About half of the human genome is comprised of repeat sequences that may serve underexplored roles in coordinated genome regulation. Unearthing proteins that target repetitive sequences may therefore serve as a launching pad for greater understanding of such processes. Over the past decade thousands of next generation data sets have been produced and made publicly available, most of which were processed without repeat sequences in mind. Taking a repeat-centric approach to mining these data sets may facilitate better understanding of the repeat genome and its influence on the biology of higher organisms.
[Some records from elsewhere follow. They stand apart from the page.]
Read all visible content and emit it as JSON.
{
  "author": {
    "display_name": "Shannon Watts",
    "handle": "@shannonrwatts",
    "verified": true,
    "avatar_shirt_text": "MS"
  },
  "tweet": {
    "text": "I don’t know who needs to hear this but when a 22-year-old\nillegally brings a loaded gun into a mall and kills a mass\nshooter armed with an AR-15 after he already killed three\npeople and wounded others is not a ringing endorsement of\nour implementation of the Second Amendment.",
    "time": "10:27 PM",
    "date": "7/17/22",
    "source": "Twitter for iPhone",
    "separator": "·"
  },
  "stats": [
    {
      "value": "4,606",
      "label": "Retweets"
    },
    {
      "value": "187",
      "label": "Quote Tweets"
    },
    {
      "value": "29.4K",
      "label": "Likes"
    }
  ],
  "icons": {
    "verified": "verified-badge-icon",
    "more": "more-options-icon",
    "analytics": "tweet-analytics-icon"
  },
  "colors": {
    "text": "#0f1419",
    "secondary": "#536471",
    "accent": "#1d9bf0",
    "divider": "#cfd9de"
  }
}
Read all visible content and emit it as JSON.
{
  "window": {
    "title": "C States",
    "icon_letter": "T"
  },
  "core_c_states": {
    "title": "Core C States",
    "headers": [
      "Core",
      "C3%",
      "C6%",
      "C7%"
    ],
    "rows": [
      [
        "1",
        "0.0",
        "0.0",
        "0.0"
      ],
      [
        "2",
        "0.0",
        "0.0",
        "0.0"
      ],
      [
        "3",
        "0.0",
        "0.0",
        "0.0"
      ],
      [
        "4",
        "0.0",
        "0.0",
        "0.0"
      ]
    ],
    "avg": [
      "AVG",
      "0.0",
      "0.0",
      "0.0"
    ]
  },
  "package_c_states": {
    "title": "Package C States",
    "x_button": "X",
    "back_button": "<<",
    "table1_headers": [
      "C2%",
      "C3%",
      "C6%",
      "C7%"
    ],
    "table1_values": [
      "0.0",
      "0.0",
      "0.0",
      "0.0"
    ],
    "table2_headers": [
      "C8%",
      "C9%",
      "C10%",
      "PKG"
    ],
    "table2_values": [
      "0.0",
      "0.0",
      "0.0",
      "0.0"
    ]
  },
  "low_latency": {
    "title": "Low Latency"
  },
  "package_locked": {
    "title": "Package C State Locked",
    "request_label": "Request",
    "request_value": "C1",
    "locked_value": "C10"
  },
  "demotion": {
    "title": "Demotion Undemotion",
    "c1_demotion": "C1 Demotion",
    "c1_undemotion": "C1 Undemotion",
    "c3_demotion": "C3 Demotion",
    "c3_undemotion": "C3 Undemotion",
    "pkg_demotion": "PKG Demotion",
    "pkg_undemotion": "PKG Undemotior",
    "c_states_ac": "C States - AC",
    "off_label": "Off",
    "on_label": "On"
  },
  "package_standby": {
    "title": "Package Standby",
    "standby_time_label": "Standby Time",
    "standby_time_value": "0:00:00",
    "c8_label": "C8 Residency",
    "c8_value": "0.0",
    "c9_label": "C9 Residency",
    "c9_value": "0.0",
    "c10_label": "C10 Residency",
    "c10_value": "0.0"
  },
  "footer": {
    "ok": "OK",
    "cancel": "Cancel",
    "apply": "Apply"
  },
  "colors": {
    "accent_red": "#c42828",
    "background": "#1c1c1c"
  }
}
There are many potential approaches to studying repeat enrichment in next generation sequencing data sets (Teissandier et al. 2019). Here, we took a simple peak intersection approach and analyzed publish ENCODE data sets to identify proteins specifically enriched on repetitive transposon-derived sequences. We identified over 200 TF ChIP-seq peak sets enriched on specific transposon sequences more than would be expected by random chance. Strikingly, many DNA-binding proteins appear to specifically target ERV-K transposons, for reasons we cannot readily explain. We then focused on a prominent enrichment of 2 putative L1-targeting proteins, ZNF146/OZF and ZNF507, and characterized their relationship to L1 sequences.

Other groups have previously taken similar approaches to identify proteins enriched on repetitive elements in ChIP-seq data sets, either using related peak intersection approaches or taking additional steps to extract information from reads mapping to multiple places in the genome (Criscione et al. 2014; Jacobs et al. 2014; Schmitges et al. 2016; Barazandeh et al. 2018; Soraya Shehata 2020). Schmitges et al. used a similar approach to that taken here to calculate the percentage of peaks for ENCODE ChIP-seq data sets with TEs and independently identified ZNF146 as being enriched on L1 elements. During the preparation of this manuscript, ZNF507 was also recently identified by Shehata et al. as binding at L1 elements while performing large-scale analysis of ChIP-seq data sets.

In comparison to some other studies, particularly Barazandeh et al. and Schmitges et al. referenced above using similar data sets, relatively few DNA binding proteins were found to specifically recognize L1 repeats. These studies took a slightly different approach, using simple peak intersection frequencies rather than enrichment over shuffled background models to identify interactors. This difference likely caused our approach to under identify genuine TE-targeting proteins and highlight only those with high-frequency binding in the genome. Less frequent binders (for instance those that bind in the often-truncated 5’-end of L1 elements) would likely be missed by the approach taken here as these peak interactions would fail to enrich over background shuffling models when compared to high-abundance and highly fragmented elements such as L1.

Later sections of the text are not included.